Vu qu’elle n’avait plus rien à faire, Fedora décida d’aller se coucher. Elle se prépara, souhaita une bonne nuit à ses sœurs et sa grand-mère et se glissa dans son lit. Contre elle, le duvet en plume composait un nuage agréable. Elle enfonça sa tête tressée dans son oreiller et souffla. La fatigue se faisait ressentir dans l’entièreté de son corps. Elle voulu fermer ses yeux mais dès qu’elle le faisait, la scène du baiser lui revenait en tête. C’était quelque chose de stupide, vraiment. Ils devaient simplement tourner une scène de baisers pour leur cours-métrage. Mais elle était incapable de le faire. Il lui suffisait de penser aux lèvres d’Agnès sur les siennes pour la faire devenir chèvre. Elle s’était imaginée cette sensation au moins un millions de fois depuis leur rencontre. Elle voulait sentir sa peau contre la sienne, passer sa main dans ses cheveux. Elle s’était trouvée bizarre et, au moment où elle avait décidé de faire une croix sur elle, Luca avait disparu. Enfin, pas vraiment disparu. Mais il leur avait dit de tourner ce film sans lui. Et elle avait été obligée de prendre sa place. Tourner toutes ces scènes presque intimes avec Agnès. C’était trop. Elle n’avait pas arrêté d’oublier son texte, de faire des erreurs. Son regard la troublait bien trop pour qu’elle puisse se concentrer. Ils avaient dû la prendre pour une idiote finie. Plus jamais ils ne lui confierait de rôle. Elle retournerait faire l’assistante technique pendant qu’Agnès et Luca se pavaneraient sur le devant de la scène en parfait petit couple...
Finalement, elle parvint à chasser le visage si parfait d’Agnès de son esprit. Éloignant avec peine son petit carré roux, ses jolis yeux gris, ses lèvres douces, si douces, son adorable nez légèrement épaté et ses innombrables tâches de rousseurs. Elle relégua le tout dans une jolie boîte au fond de sa tête et laissa Morphée l’entraîner au pays des songes.
Le lendemain matin, elle se réveilla en avance à cause de sa sœur cadette qui répétait sa flûte. A sept heures du matin. Elle aurait pu l’étrangler si elle n’était pas si fatiguée. Béatrice avait de la chance, sa mort n’arriverait pas tout de suite.
Fedora se traîna dans la salle de bain et se débarbouilla le visage, effaçant les traces de fatigue qui s’agglutinaient sous ses yeux et au coin de sa bouche. Derrière elle, Giorgia apparu, une tête encore plus terrifiante que la sienne. Elle avait encore dû passer la nuit à parler avec Valentin. Ces deux-là vivaient collés l’un à l’autre. C’est à se demander ce qu’il se passerait s’ils habitaient dans le même appartement. Leurs corps finiraient sûrement par fusionner, ne formant plus qu’un amas difforme d’amour et de cellules.
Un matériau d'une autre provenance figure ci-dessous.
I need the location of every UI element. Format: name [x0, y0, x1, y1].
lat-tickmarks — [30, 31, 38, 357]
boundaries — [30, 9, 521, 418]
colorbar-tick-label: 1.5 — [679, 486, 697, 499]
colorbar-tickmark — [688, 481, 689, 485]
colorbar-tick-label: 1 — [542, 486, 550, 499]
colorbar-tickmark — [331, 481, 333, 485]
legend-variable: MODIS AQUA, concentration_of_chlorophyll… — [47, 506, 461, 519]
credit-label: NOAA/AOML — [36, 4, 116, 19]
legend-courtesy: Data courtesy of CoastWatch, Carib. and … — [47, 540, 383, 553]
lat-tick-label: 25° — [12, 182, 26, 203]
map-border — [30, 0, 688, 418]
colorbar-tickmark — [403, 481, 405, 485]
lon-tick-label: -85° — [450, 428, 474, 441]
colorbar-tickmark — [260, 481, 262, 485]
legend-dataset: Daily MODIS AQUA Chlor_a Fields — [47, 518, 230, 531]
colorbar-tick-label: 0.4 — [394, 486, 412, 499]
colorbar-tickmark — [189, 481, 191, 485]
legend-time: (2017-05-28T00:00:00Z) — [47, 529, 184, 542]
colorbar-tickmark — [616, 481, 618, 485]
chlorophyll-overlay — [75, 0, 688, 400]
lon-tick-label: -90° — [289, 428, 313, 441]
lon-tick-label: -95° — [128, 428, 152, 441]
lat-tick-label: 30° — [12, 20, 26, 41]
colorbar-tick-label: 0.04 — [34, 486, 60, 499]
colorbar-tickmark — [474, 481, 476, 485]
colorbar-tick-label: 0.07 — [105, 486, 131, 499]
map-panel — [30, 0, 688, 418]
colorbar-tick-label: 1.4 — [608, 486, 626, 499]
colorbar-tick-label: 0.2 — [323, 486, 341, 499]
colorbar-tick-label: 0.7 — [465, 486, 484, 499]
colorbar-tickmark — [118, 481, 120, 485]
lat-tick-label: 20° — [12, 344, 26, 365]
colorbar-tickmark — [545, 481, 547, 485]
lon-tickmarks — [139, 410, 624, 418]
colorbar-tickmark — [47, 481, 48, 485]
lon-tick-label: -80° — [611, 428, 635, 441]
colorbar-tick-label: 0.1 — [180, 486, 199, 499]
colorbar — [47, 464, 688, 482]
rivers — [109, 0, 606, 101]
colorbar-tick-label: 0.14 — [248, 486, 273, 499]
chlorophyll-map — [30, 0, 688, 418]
– Salut. grogna l’aînée en peignant ses longs, longs cheveux blonds. Cadeau maternel. Fedora la regarda faire tout en se brossant les dents. Puis elles échangèrent leurs places. Défaisant les tresses avec douceurs, elle découvrit joyeusement que les ondulations donnaient un bon résultat. Elle passa la main dans ses cheveux, doux et embaumants le shampoing à la vanille. Béatrice s’arrêta enfin de pratiquer pour préparer le déjeuner tandis que la noiraude enfilait son uniforme. Cette fois-ci, apprenant des erreurs de la veille, elle mit une paire de collants épais sous sa jupe et troqua sa veste légère contre un manteau et son écharpe. Elle déjeuna rapidement, croquant dans une pomme et partit pour l’école.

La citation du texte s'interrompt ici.